No Man's Sky review, part II: A celestial do-over eases the hangover

No Man's Sky (XO/PS4/PC) ★★★★★ Age: 12+

No Man's Sky: Now with multiplayer thanks to 'Next' update
No Man's Sky: Now with multiplayer thanks to 'Next' update
Ronan Price

Ronan Price

You'd swear Sean Murray had deliberately run over a child or something. Such was the vitriol heaped on the Irish-Australian developer two years ago this week for his small team's long-anticipated No Man's Sky.

Murray was guilty of the classic mistake of overpromising and under-delivering. His technically astonishing space exploration game was filled with billions (yes, billions) of planets, creatures and resources, each generated by algorithm not human hand. But it was missing a slew of key features and felt painfully cold and empty once you'd rummaged around your first handful of (admittedly spectacular) planets.

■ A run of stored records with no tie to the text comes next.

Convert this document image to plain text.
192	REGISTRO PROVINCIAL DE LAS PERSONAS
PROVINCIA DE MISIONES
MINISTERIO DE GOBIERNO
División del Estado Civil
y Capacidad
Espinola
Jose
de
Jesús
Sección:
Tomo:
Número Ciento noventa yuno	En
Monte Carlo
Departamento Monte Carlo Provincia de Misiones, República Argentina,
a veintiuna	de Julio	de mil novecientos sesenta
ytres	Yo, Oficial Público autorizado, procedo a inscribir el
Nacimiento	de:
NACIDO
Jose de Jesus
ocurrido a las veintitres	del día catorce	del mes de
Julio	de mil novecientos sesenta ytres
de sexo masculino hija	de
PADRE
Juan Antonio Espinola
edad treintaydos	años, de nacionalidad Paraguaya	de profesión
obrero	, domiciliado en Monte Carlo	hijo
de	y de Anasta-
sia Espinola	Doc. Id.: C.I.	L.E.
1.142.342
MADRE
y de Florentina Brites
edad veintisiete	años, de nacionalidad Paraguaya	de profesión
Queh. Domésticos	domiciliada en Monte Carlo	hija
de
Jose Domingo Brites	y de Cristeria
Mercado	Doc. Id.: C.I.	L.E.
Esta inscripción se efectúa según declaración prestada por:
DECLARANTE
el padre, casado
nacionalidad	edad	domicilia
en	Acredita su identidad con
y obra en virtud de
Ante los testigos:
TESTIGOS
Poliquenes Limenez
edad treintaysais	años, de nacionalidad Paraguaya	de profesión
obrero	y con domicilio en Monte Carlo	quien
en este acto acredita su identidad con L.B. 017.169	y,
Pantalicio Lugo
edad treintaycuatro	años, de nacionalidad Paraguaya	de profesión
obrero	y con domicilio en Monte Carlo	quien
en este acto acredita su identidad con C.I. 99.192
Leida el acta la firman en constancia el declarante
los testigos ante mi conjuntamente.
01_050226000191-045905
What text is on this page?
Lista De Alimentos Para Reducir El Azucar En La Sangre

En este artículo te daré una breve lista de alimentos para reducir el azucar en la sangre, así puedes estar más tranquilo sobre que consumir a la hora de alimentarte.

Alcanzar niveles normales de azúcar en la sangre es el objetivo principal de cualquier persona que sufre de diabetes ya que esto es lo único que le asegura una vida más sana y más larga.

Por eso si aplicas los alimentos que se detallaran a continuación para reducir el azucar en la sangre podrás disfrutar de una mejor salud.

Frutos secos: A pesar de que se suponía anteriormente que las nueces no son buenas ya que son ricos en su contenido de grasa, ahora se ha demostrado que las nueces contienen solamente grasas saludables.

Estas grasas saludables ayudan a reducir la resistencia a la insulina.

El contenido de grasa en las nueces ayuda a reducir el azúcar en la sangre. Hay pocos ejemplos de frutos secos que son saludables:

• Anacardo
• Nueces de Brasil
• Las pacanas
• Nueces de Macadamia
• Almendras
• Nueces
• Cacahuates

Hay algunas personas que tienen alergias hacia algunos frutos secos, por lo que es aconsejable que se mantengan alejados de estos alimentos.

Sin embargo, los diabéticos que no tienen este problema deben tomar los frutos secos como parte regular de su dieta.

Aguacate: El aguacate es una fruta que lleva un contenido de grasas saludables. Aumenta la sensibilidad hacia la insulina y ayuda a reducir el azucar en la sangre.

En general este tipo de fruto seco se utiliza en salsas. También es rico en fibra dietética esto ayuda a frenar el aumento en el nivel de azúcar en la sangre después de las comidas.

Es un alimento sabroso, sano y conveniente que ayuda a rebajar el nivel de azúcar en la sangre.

Here now, though, with the latest free update dubbed Next is possibly the definitive version of the divisive game. It still leans on the core loop of flying then finding, looting, crafting and trading resources. But gratifyingly enhanced with true (if basic) multiplayer, quality-of-life tweaks around transport and crafting, plus some narrative streamlining, NMS is within touching distance of its great potential.

You need to suspend your expectations of evolving gameplay in that it is a repetitive experience. But there's something humbling about the scale of its virtual space tourism and something intriguing about the vague mysticism around the various alien races and the random creatures encountered.

We don't often re-review games in these parts but No Man's Sky deserves a second look, especially as it makes its rather lovely debut on Xbox One with all its shaders set to stun. Murray and co are still beavering away on more content, something we can look forward to now they've rectified the rickety foundations and given themselves something solid to build on.

Warhammer: Vermintide 2

(XO/PC) ★★★★ Age: 18+

You don't need to know anything about the Warhammer tabletop gaming franchise to understand Vermintide. Simply take hammer (or sword or axe) and whack rat-faced monsters into a bloody pulp. Rinse. Repeat.

Lest that sound tiresomely monotonous, be assured that the frantic four-player co-op of Vermintide 2 is anything but. Reminiscent of Valve's riotous Left 4 Dead series, it pits one to four players against a swarm of repulsive creatures in large-scale arenas.

Gory and at times terrifying thanks to the random placement of the monsters in each round, it adds to the L4D formula with a needlessly complex RPG upgrade system and a plethora of brutal weapons.

It's at its best when your team of four face down overwhelming odds and carve a gruesome swathe through the hordes.